地下采矿诱发地表塌陷的数值模拟与预测研究——以普朗铜矿为例
A Study on Numerical Simulation and Prediction of Surface Subsidence Induced by Underground Mining—A Case Study of the Pulang Copper Mine
DOI: 10.12677/me.2026.143078, PDF,    科研立项经费支持
作者: 王会云, 孙熙宁*, 王 旭:中国有色金属工业昆明勘察设计研究院有限公司迪庆分公司,云南 香格里拉;李 同:中南大学地球科学与信息物理学院,湖南 长沙
关键词: 采矿塌陷数值模拟塌陷预测Mining Subsidence Numerical Simulation Subsidence Prediction
摘要: 采矿活动引起的地表沉降与塌陷是矿产资源开发过程中面临的重要地质灾害之一,严重威胁矿区生态环境及人员生命财产安全。地表塌陷不仅会破坏地层结构,还会造成地表建筑物、构筑物及工程设施的损伤,具有显著的工程与环境效应。本研究以云南普朗铜矿自然崩落法开采过程中产生的地表沉降现象为研究对象,采用三维数值模拟方法系统分析采矿活动对地表变形的作用机制,重点探讨首采区开采完成后南部矿区持续开采条件下地表塌陷的演化过程。模拟结果表明,南部矿区采矿活动导致其上覆地表逐渐发生塌陷,且塌陷范围随开采推进不断扩大。通过将数值模拟得到的地表位移及塌陷范围与实测数据进行对比,验证了所建立数值模型及模拟方法的可行性。
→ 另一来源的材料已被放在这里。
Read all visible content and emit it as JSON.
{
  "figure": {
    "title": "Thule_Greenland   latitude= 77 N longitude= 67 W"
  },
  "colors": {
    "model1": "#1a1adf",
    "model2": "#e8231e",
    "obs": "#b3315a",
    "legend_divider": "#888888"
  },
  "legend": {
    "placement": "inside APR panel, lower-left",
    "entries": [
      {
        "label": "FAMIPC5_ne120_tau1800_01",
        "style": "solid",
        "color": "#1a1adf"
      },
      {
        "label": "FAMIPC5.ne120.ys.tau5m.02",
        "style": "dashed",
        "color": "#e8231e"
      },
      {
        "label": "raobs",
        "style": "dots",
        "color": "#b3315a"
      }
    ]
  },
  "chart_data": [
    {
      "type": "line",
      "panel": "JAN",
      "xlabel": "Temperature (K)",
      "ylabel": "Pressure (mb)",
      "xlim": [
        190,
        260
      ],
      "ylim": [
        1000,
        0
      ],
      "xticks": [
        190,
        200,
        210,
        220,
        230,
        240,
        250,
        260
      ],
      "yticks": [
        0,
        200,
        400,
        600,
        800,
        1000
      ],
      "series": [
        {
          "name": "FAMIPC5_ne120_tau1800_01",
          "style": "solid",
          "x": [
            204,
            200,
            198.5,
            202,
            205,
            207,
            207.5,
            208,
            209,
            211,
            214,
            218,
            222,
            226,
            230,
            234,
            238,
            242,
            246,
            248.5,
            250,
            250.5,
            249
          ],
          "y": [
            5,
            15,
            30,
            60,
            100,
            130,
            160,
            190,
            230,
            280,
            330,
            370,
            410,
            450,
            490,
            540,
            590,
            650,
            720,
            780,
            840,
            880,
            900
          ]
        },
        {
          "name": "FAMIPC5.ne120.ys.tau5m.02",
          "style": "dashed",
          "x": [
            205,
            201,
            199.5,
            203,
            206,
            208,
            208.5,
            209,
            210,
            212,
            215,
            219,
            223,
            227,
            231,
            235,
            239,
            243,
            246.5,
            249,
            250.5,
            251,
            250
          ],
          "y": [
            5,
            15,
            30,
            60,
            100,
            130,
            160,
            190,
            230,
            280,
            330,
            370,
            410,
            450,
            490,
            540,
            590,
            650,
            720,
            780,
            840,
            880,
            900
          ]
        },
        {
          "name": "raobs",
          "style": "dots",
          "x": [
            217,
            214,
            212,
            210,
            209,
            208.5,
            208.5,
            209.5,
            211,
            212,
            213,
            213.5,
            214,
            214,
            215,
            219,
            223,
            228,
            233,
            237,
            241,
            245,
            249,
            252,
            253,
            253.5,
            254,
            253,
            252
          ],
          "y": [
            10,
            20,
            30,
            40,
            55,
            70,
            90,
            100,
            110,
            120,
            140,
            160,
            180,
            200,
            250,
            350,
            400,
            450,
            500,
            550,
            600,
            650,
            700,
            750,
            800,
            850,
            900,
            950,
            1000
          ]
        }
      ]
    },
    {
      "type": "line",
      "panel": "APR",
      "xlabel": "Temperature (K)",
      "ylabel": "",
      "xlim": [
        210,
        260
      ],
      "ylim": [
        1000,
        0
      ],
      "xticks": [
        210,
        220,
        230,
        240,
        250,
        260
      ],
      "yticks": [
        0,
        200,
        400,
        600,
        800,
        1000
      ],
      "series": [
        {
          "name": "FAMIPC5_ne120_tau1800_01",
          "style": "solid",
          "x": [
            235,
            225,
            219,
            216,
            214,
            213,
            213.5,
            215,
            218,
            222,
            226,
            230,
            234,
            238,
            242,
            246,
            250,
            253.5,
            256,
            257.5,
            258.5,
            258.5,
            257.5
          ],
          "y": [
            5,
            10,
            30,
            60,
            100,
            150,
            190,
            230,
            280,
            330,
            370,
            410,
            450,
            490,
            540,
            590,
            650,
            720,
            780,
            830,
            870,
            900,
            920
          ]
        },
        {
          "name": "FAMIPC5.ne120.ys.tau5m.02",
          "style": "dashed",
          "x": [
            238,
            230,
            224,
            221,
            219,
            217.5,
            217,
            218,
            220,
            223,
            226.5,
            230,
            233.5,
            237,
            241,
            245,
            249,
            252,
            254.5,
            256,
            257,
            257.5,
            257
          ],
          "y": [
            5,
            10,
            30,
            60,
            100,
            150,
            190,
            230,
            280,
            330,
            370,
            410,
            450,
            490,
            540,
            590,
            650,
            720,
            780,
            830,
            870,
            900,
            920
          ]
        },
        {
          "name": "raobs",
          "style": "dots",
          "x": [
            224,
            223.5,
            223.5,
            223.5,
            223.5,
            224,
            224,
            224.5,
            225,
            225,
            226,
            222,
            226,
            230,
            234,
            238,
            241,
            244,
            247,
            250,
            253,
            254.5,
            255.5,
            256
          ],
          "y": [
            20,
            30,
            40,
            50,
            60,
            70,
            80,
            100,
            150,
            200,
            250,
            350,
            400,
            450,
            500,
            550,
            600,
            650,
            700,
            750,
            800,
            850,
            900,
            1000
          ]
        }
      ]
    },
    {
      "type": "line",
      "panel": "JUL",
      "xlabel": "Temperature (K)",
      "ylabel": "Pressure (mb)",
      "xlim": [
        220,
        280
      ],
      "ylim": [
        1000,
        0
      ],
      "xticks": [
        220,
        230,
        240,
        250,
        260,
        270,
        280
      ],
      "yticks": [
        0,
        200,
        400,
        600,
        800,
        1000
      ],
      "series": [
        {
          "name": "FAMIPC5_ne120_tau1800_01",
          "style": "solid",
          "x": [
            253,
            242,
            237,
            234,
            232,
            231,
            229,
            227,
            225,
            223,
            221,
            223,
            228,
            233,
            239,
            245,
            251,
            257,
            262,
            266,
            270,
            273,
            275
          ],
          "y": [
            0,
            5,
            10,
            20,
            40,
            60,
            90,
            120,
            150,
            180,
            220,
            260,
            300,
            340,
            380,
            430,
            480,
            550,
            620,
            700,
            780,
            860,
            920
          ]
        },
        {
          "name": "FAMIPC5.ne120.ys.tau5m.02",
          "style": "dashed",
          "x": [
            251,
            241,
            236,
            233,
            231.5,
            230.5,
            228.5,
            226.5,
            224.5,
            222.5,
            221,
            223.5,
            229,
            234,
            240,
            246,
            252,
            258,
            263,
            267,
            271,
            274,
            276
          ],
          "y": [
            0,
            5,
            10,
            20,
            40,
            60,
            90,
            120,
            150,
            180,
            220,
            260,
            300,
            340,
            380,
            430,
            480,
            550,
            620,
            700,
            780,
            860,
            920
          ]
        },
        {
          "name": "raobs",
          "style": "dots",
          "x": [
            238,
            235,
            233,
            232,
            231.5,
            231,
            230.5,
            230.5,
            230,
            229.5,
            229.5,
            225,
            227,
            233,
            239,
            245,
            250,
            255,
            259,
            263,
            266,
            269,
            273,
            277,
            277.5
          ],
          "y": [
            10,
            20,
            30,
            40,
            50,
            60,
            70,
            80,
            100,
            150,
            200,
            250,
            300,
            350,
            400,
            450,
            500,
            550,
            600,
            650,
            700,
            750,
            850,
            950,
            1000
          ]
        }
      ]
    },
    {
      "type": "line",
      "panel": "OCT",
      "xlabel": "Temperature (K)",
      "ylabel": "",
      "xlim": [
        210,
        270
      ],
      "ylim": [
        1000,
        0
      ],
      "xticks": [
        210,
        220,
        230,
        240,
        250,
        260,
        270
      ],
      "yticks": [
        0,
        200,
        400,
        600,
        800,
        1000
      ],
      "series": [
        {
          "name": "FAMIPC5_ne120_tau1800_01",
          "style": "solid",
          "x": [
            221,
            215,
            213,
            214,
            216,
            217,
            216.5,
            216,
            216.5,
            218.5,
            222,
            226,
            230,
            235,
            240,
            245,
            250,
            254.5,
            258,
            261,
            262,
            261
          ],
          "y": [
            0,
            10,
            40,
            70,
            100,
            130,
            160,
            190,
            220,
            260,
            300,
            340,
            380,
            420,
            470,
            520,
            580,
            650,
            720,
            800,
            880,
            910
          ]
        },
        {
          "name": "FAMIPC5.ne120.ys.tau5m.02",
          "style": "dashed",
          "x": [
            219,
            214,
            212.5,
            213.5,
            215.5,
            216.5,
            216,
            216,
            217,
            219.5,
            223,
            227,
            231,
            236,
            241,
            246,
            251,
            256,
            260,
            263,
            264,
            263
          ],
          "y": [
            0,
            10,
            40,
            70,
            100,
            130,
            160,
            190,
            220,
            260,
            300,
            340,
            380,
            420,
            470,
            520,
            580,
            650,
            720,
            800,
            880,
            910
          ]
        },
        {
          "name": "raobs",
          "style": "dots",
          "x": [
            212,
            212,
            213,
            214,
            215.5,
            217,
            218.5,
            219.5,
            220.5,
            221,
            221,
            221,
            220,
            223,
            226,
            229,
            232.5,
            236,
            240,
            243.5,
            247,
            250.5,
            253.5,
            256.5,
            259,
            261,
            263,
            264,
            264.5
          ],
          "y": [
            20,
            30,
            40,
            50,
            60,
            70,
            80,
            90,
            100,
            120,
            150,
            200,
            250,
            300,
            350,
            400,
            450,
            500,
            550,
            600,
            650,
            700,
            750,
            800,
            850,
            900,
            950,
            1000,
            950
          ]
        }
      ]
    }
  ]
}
在此基础上,进一步预测了后续采矿可能引起的地表塌陷范围,可为矿区安全生产与生态环境保护提供科学依据。
Abstract: Surface subsidence and collapse induced by mining activities are among the major geological hazards encountered during mineral resource exploitation, posing serious threats to the ecological environment of mining areas as well as to human life and property safety. Surface collapse not only damages the geological structure but also causes significant deterioration to surface buildings, structures, and engineering facilities, exhibiting pronounced engineering and environmental impacts. In this study, the surface subsidence induced during the block caving mining process at the Pulang Copper Mine in Yunnan Province is taken as the research object. A three-dimensional numerical simulation method is employed to systematically investigate the mechanisms of surface deformation caused by mining activities, with a particular focus on the evolution of surface collapse under the condition of continued mining in the southern mining area after the completion of extraction in the initial mining zone. The simulation results indicate that mining activities in the southern mining area lead to progressive surface collapse above the mined-out region, and the extent of collapse continuously expands with the advancement of mining. By comparing the simulated surface displacement and collapse extent with field monitoring data, the reliability and applicability of the established numerical model and simulation approach are validated. On this basis, the potential extent of surface collapse induced by subsequent mining is further predicted, providing a scientific basis for safe production and ecological environmental protection in the mining area.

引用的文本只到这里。